Onerous Restrictions on Technology Choice Through Government Procurement Preference: The Vietnamese government, under the auspices of the Prime Minister’s Office, has established a framework for the procurement, use and adoption of open source software within government organizations with one of the key objectives being “enhancing copyrights protection.” This regulatory framework was officially established in the Prime Minister’s 2004 Master Plan for Applying and Developing Open Source Software in Vietnam for the 2004 – 2008 Period, followed by subsequent clarification and implementation through a number of ministerial directives and decisions, most recently in late 2008 by the Ministry of Information and Communications. The 2008 Directive mandated government agencies to install and use Open Source Software (OSS), which it indicated would be “contributing to reduce software copyright violation.”

IIPA has no issue with the policy goal stated in the Directive, and fully supports the goal to legalize software usage consistent with APEC economies’ agreement that central government agencies should use only legal software and other copyrighted materials. However, the implementation of this goal by creating a clear procurement preference flies in the face of the market, and harms companies that rely on software copyright for their livelihoods, since it denies such legitimate companies access to that education market. As such, it fails to build respect for intellectual property rights and limits the ability of government or public-sector customers to choose the best solutions to meet the needs of their organizations and the Vietnamese people. It also amounts to a significant market access barrier for the software industry.

It should be noted that the “Principles for Technology Choice Pathfinder,” adopted by APEC in 2006 (furthering the 2002 “Statement to Implement APEC Policies on Trade and the Digital Economy”), recognize that procurement preferences can close markets and stifle innovation and economic development. By implementing this government procurement preference policy, the Vietnamese government is not adopting an effective approach to drive down piracy rates, but rather, is creating an additional trade barrier and denying fair and equitable market access to software companies worldwide, which is inconsistent with the APEC Principles.
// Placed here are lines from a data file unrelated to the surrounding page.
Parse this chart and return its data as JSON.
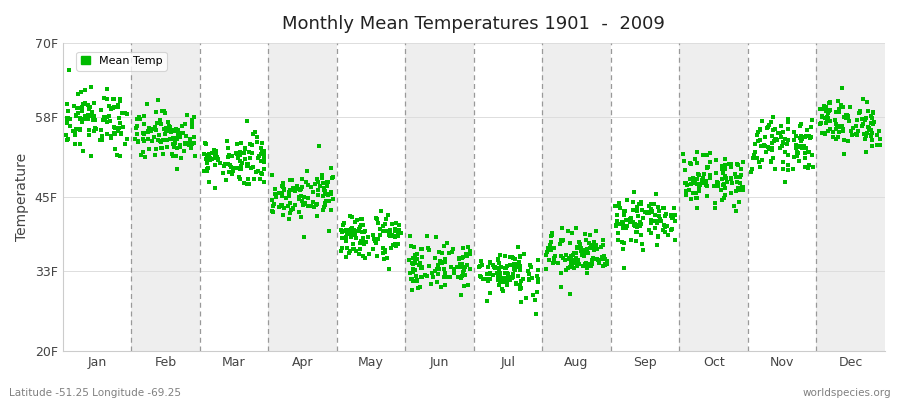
{
  "title": "Monthly Mean Temperatures 1901  -  2009",
  "ylabel": "Temperature",
  "ytick_labels": [
    "20F",
    "33F",
    "45F",
    "58F",
    "70F"
  ],
  "ytick_values": [
    20,
    33,
    45,
    58,
    70
  ],
  "ylim": [
    20,
    70
  ],
  "months": [
    "Jan",
    "Feb",
    "Mar",
    "Apr",
    "May",
    "Jun",
    "Jul",
    "Aug",
    "Sep",
    "Oct",
    "Nov",
    "Dec"
  ],
  "dot_color": "#00bb00",
  "dot_size": 12,
  "background_colors": [
    "#ffffff",
    "#eeeeee"
  ],
  "legend_label": "Mean Temp",
  "subtitle_left": "Latitude -51.25 Longitude -69.25",
  "subtitle_right": "worldspecies.org",
  "n_years": 109,
  "month_mean_F": [
    57.5,
    55.0,
    51.0,
    45.5,
    38.5,
    33.8,
    32.8,
    35.5,
    41.0,
    47.8,
    53.5,
    57.0
  ],
  "month_spread_F": [
    2.5,
    2.0,
    2.0,
    2.0,
    2.0,
    2.0,
    2.0,
    2.0,
    2.0,
    2.0,
    2.0,
    2.0
  ]
}
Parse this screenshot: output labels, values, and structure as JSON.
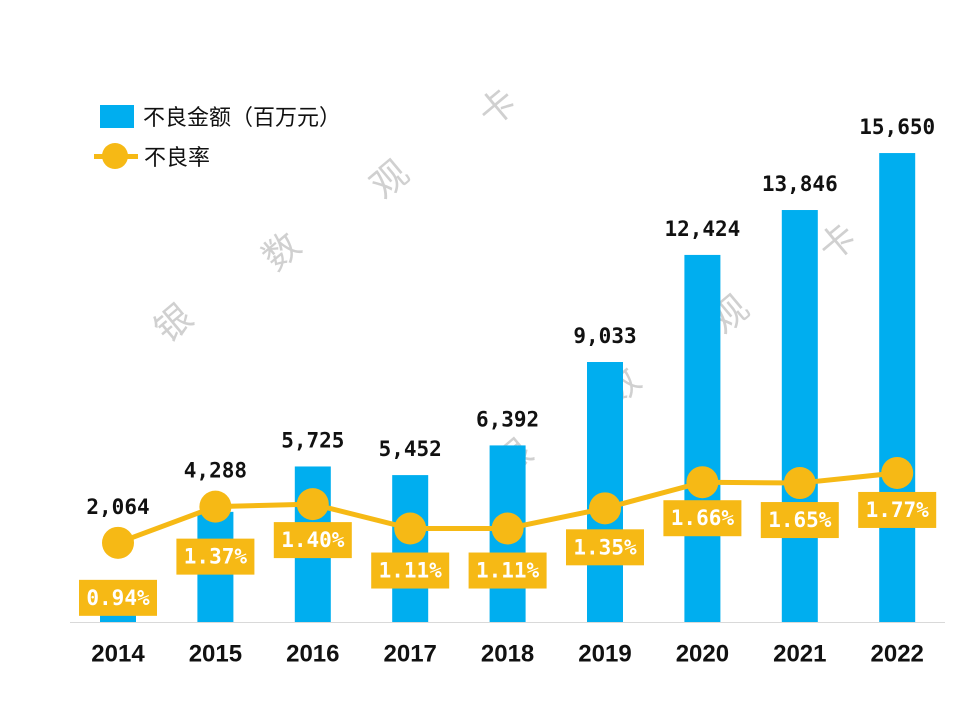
{
  "chart_data": {
    "type": "bar",
    "categories": [
      "2014",
      "2015",
      "2016",
      "2017",
      "2018",
      "2019",
      "2020",
      "2021",
      "2022"
    ],
    "series": [
      {
        "name": "不良金额（百万元）",
        "type": "bar",
        "values": [
          2064,
          4288,
          5725,
          5452,
          6392,
          9033,
          12424,
          13846,
          15650
        ],
        "labels": [
          "2,064",
          "4,288",
          "5,725",
          "5,452",
          "6,392",
          "9,033",
          "12,424",
          "13,846",
          "15,650"
        ],
        "color": "#00AEEF"
      },
      {
        "name": "不良率",
        "type": "line",
        "values": [
          0.94,
          1.37,
          1.4,
          1.11,
          1.11,
          1.35,
          1.66,
          1.65,
          1.77
        ],
        "labels": [
          "0.94%",
          "1.37%",
          "1.40%",
          "1.11%",
          "1.11%",
          "1.35%",
          "1.66%",
          "1.65%",
          "1.77%"
        ],
        "color": "#F6B915"
      }
    ],
    "ylim": [
      800,
      16000
    ],
    "y2lim": [
      0,
      5.7
    ],
    "grid": false,
    "legend": "top-left"
  },
  "watermark": "银 数 观 卡"
}
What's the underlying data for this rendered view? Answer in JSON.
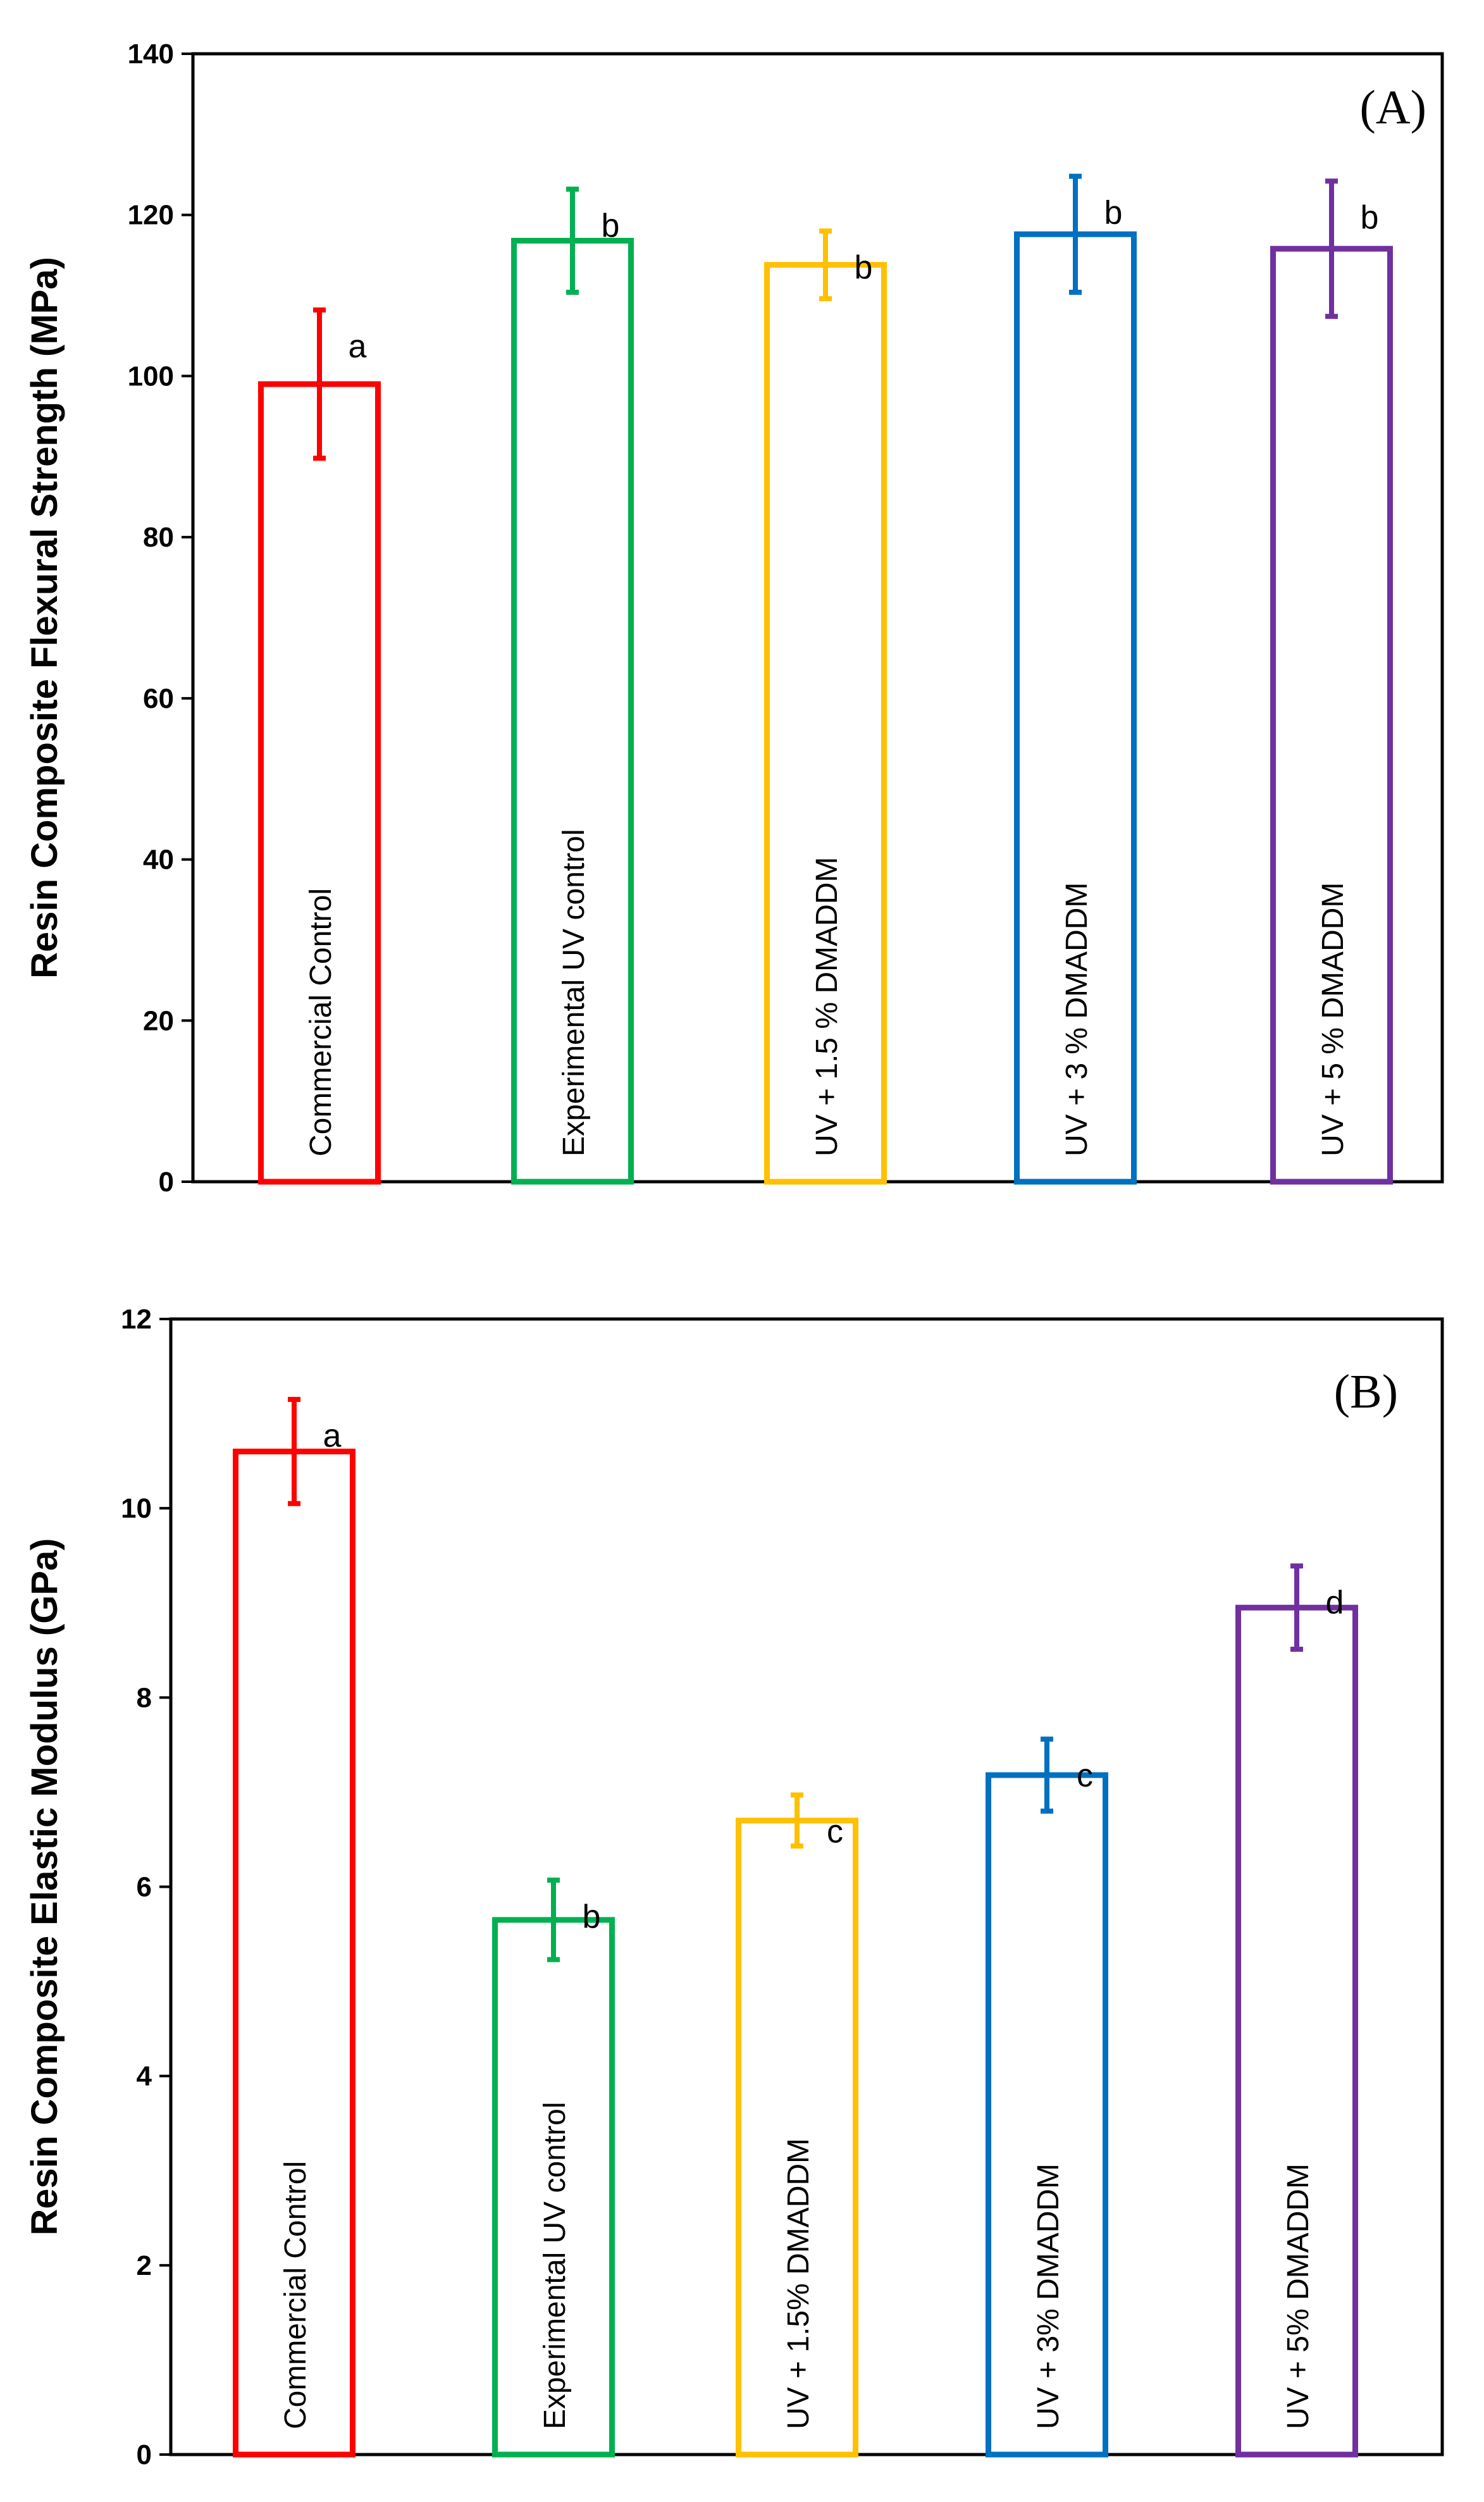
{
  "chart_data": [
    {
      "type": "bar",
      "panel_label": "(A)",
      "title": "",
      "xlabel": "",
      "ylabel": "Resin Composite Flexural Strength (MPa)",
      "ylim": [
        0,
        140
      ],
      "yticks": [
        "0",
        "20",
        "40",
        "60",
        "80",
        "100",
        "120",
        "140"
      ],
      "grid": false,
      "categories": [
        "Commercial Control",
        "Experimental UV control",
        "UV + 1.5 % DMADDM",
        "UV + 3 % DMADDM",
        "UV + 5 % DMADDM"
      ],
      "values": [
        99,
        116.8,
        113.8,
        117.6,
        115.8
      ],
      "errors": [
        9.2,
        6.4,
        4.2,
        7.2,
        8.4
      ],
      "significance": [
        "a",
        "b",
        "b",
        "b",
        "b"
      ],
      "colors": [
        "#ff0000",
        "#00b050",
        "#ffc000",
        "#0070c0",
        "#7030a0"
      ]
    },
    {
      "type": "bar",
      "panel_label": "(B)",
      "title": "",
      "xlabel": "",
      "ylabel": "Resin Composite Elastic Modulus (GPa)",
      "ylim": [
        0,
        12
      ],
      "yticks": [
        "0",
        "2",
        "4",
        "6",
        "8",
        "10",
        "12"
      ],
      "grid": false,
      "categories": [
        "Commercial Control",
        "Experimental UV control",
        "UV + 1.5% DMADDM",
        "UV + 3% DMADDM",
        "UV + 5% DMADDM"
      ],
      "values": [
        10.6,
        5.65,
        6.7,
        7.18,
        8.95
      ],
      "errors": [
        0.55,
        0.42,
        0.27,
        0.38,
        0.44
      ],
      "significance": [
        "a",
        "b",
        "c",
        "c",
        "d"
      ],
      "colors": [
        "#ff0000",
        "#00b050",
        "#ffc000",
        "#0070c0",
        "#7030a0"
      ]
    }
  ]
}
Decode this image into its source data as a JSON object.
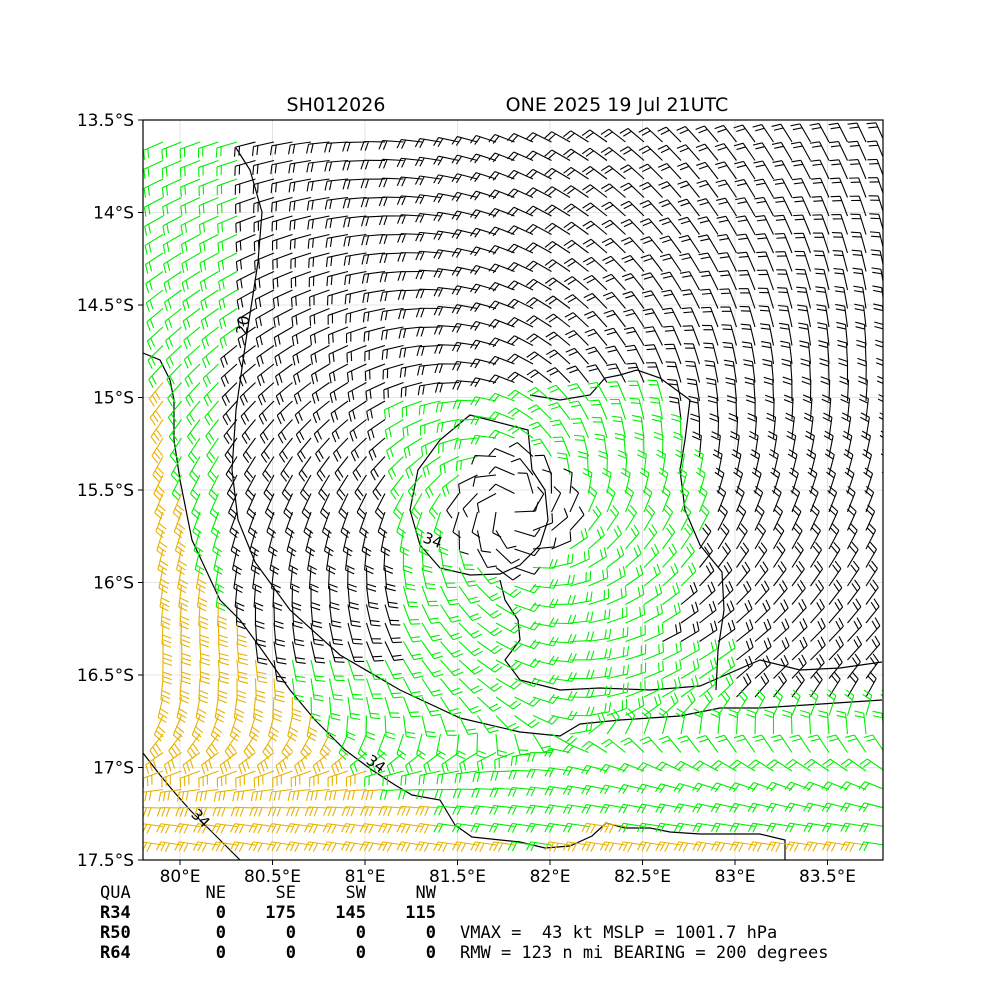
{
  "title": {
    "storm_id": "SH012026",
    "name_time": "ONE 2025 19 Jul 21UTC"
  },
  "chart_data": {
    "type": "wind_barb_map",
    "xaxis": {
      "range": [
        79.8,
        83.8
      ],
      "ticks": [
        "80°E",
        "80.5°E",
        "81°E",
        "81.5°E",
        "82°E",
        "82.5°E",
        "83°E",
        "83.5°E"
      ],
      "tick_values": [
        80,
        80.5,
        81,
        81.5,
        82,
        82.5,
        83,
        83.5
      ]
    },
    "yaxis": {
      "range": [
        -17.5,
        -13.5
      ],
      "ticks": [
        "13.5°S",
        "14°S",
        "14.5°S",
        "15°S",
        "15.5°S",
        "16°S",
        "16.5°S",
        "17°S",
        "17.5°S"
      ],
      "tick_values": [
        -13.5,
        -14,
        -14.5,
        -15,
        -15.5,
        -16,
        -16.5,
        -17,
        -17.5
      ]
    },
    "grid": true,
    "center": {
      "lon": 81.8,
      "lat": -15.6
    },
    "contour_labels": [
      "20",
      "34",
      "34",
      "34"
    ],
    "colors": {
      "below_threshold": "#000000",
      "gale_34kt": "#00ee00",
      "storm_50kt": "#e8b100"
    }
  },
  "quadrants": {
    "header": [
      "QUA",
      "NE",
      "SE",
      "SW",
      "NW"
    ],
    "rows": [
      [
        "R34",
        "0",
        "175",
        "145",
        "115"
      ],
      [
        "R50",
        "0",
        "0",
        "0",
        "0"
      ],
      [
        "R64",
        "0",
        "0",
        "0",
        "0"
      ]
    ]
  },
  "stats": {
    "line1": "VMAX =  43 kt MSLP = 1001.7 hPa",
    "line2": "RMW = 123 n mi BEARING = 200 degrees"
  }
}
Rather than start down this path away from innovation, and to further promote respect for copyright, the government should abandon the current approach and follow a realistic policy framework that includes adequate education and effective enforcement of IP rights and fosters non-discrimination in business choice, software development, and licensing models. We strongly urge USTR to consider the implications that Vietnam’s open source preference policy has on IP protection and access to Vietnam’s market for U.S. goods and services.